Kraiem Imen, Hadhri Samira, Ben Rejeb Mohamed, Ifa Lamia, Jmaa Ali, Ajmi Salem, Skouri Hadef

机构信息

Laboratoire d'Hématologie et Banque du Sang, UR12ES05. CHU Sahloul, Sousse, Tunisie.

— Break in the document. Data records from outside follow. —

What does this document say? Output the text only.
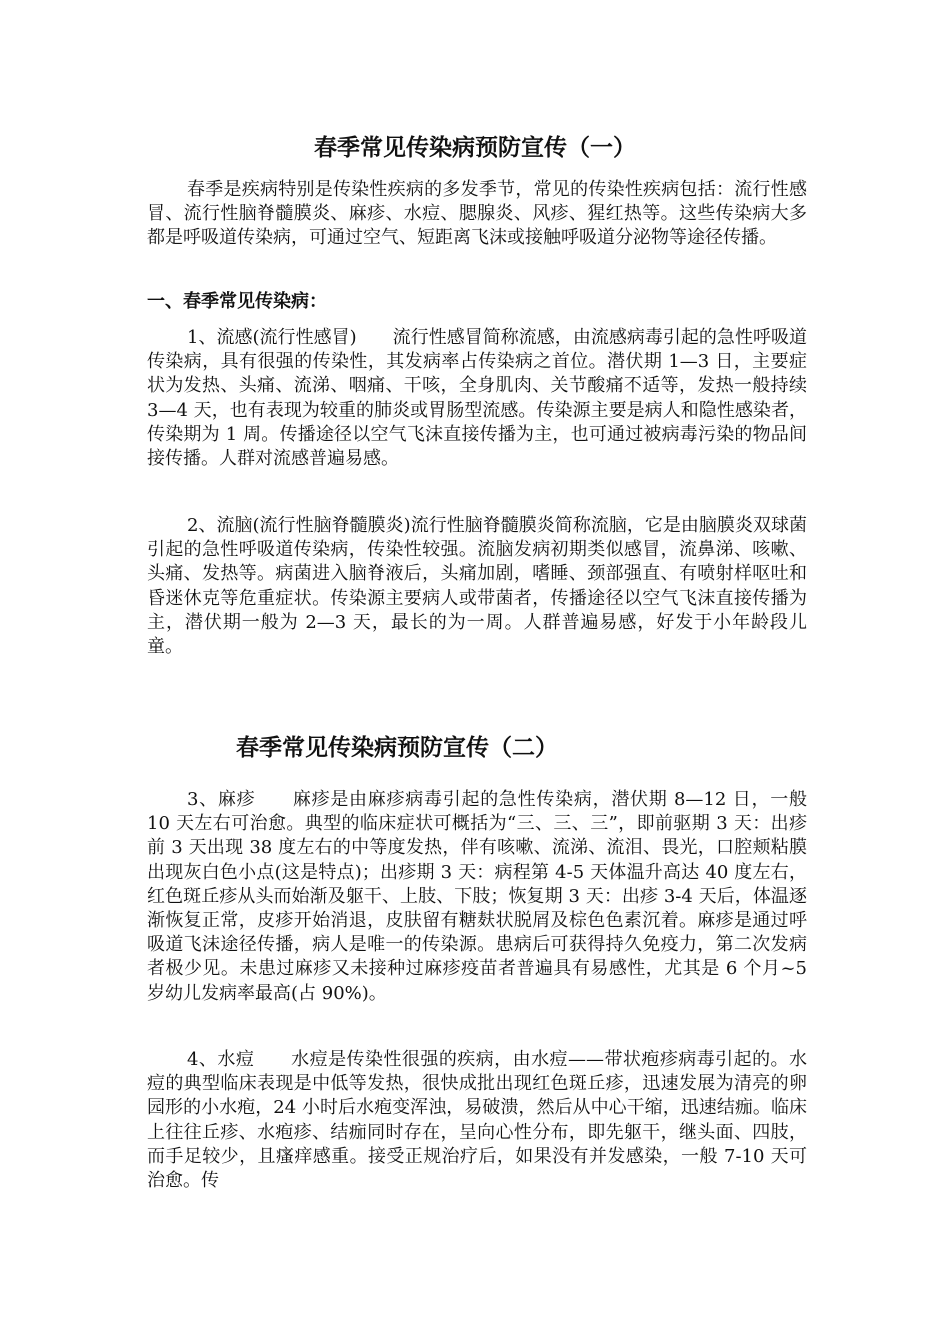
春季常见传染病预防宣传（一）

春季是疾病特别是传染性疾病的多发季节，常见的传染性疾病包括：流行性感冒、流行性脑脊髓膜炎、麻疹、水痘、腮腺炎、风疹、猩红热等。这些传染病大多都是呼吸道传染病，可通过空气、短距离飞沫或接触呼吸道分泌物等途径传播。

一、春季常见传染病：

1、流感(流行性感冒)　　流行性感冒简称流感，由流感病毒引起的急性呼吸道传染病，具有很强的传染性，其发病率占传染病之首位。潜伏期 1—3 日，主要症状为发热、头痛、流涕、咽痛、干咳，全身肌肉、关节酸痛不适等，发热一般持续 3—4 天，也有表现为较重的肺炎或胃肠型流感。传染源主要是病人和隐性感染者，传染期为 1 周。传播途径以空气飞沫直接传播为主，也可通过被病毒污染的物品间接传播。人群对流感普遍易感。

2、流脑(流行性脑脊髓膜炎)流行性脑脊髓膜炎简称流脑，它是由脑膜炎双球菌引起的急性呼吸道传染病，传染性较强。流脑发病初期类似感冒，流鼻涕、咳嗽、头痛、发热等。病菌进入脑脊液后，头痛加剧，嗜睡、颈部强直、有喷射样呕吐和昏迷休克等危重症状。传染源主要病人或带菌者，传播途径以空气飞沫直接传播为主，潜伏期一般为 2—3 天，最长的为一周。人群普遍易感，好发于小年龄段儿童。

春季常见传染病预防宣传（二）

3、麻疹　　麻疹是由麻疹病毒引起的急性传染病，潜伏期 8—12 日，一般 10 天左右可治愈。典型的临床症状可概括为“三、三、三”，即前驱期 3 天：出疹前 3 天出现 38 度左右的中等度发热，伴有咳嗽、流涕、流泪、畏光，口腔颊粘膜出现灰白色小点(这是特点)；出疹期 3 天：病程第 4-5 天体温升高达 40 度左右，红色斑丘疹从头而始渐及躯干、上肢、下肢；恢复期 3 天：出疹 3-4 天后，体温逐渐恢复正常，皮疹开始消退，皮肤留有糖麸状脱屑及棕色色素沉着。麻疹是通过呼吸道飞沫途径传播，病人是唯一的传染源。患病后可获得持久免疫力，第二次发病者极少见。未患过麻疹又未接种过麻疹疫苗者普遍具有易感性，尤其是 6 个月~5 岁幼儿发病率最高(占 90%)。

4、水痘　　水痘是传染性很强的疾病，由水痘——带状疱疹病毒引起的。水痘的典型临床表现是中低等发热，很快成批出现红色斑丘疹，迅速发展为清亮的卵园形的小水疱，24 小时后水疱变浑浊，易破溃，然后从中心干缩，迅速结痂。临床上往往丘疹、水疱疹、结痂同时存在，呈向心性分布，即先躯干，继头面、四肢，而手足较少，且瘙痒感重。接受正规治疗后，如果没有并发感染，一般 7-10 天可治愈。传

Laboratoire d'Hygiène Hospitalière CHU Sahloul, Sousse, Tunisie.

出版信息

Clin Appl Thromb Hemost. 2016 Nov;22(8):734-742. doi: 10.1177/1076029615581364. Epub 2015 Apr 15.

Abstract

The hypercoagulable state accompanying inflammatory bowel diseases (IBDs) is still poorly understood. The aim of this study was to assess antiphospholipid antibodies (APAs) and a large panel of inherited and acquired thrombotic markers simultaneously in a sample of Tunisian patients with IBD. In total, 89 consecutive patients with IBD (mean age 38 ± 15 years; 48 with Crohn disease and 41 with ulcerative colitis) and 129 controls were prospectively evaluated for immunoglobulin (Ig) G, IgM, and IgA antibodies against cardiolipin (aCL), β2glycoprotein I (aβ2GPI), and prothrombin (aPT); IgG and IgM antibodies against phosphatidic acid (aPA), phosphatidylinositol (aPI), and annexin V (aAnnV); lupus anticoagulant (LA); coagulation factors; natural inhibitors; and thrombotic genetic polymorphisms. Levels of fibrinogen, factors II, V, and VIII and von Willebrand factor, antithrombin, and protein C were significantly higher in patients with IBD than in controls (P < .05 for all comparisons). At least 1 APA subset was detected in 54 patients. The frequencies of antibodies against anionic phospholipids-aCL, aPI, and aPA-in patients with IBD were 15.9%, 21.3%, and 14.6%, respectively. The frequencies of antiphospholipid cofactor antibodies were 39.8% for aβ2GPI and 15.7% for both aAnnV and aPT. Isolated aβ2GPI IgA was detected in 22 patients, and 12 (13.5%) patients had LA. The IgA aβ2GPI antibodies were frequently detected in Tunisian patients with IBD. These results are of potential diagnostic, prognostic, and therapeutic interest.

摘要

炎症性肠病(IBD)所伴随的高凝状态仍未得到充分了解。本研究的目的是在一组突尼斯IBD患者样本中同时评估抗磷脂抗体(APA)以及一系列遗传性和获得性血栓形成标志物。总共对89例连续的IBD患者(平均年龄38±15岁;48例克罗恩病患者和41例溃疡性结肠炎患者)和129名对照者进行了前瞻性评估,检测针对心磷脂(aCL)、β2糖蛋白I(aβ2GPI)和凝血酶原(aPT)的免疫球蛋白(Ig)G、IgM和IgA抗体;针对磷脂酸(aPA)、磷脂酰肌醇(aPI)和膜联蛋白V(aAnnV)的IgG和IgM抗体;狼疮抗凝物(LA);凝血因子;天然抑制剂;以及血栓形成基因多态性。IBD患者的纤维蛋白原、凝血因子II、V和VIII以及血管性血友病因子、抗凝血酶和蛋白C水平显著高于对照组(所有比较P < 0.05)。54例患者中检测到至少1个APA亚组。IBD患者中针对阴离子磷脂—aCL、aPI和aPA—的抗体频率分别为15.9%、21.3%和14.6%。抗磷脂辅助因子抗体的频率,aβ2GPI为39.8%,aAnnV和aPT均为15.7%。22例患者检测到孤立的aβ2GPI IgA,12例(13.5%)患者有LA。突尼斯IBD患者中经常检测到IgA aβ2GPI抗体。这些结果具有潜在的诊断、预后和治疗意义。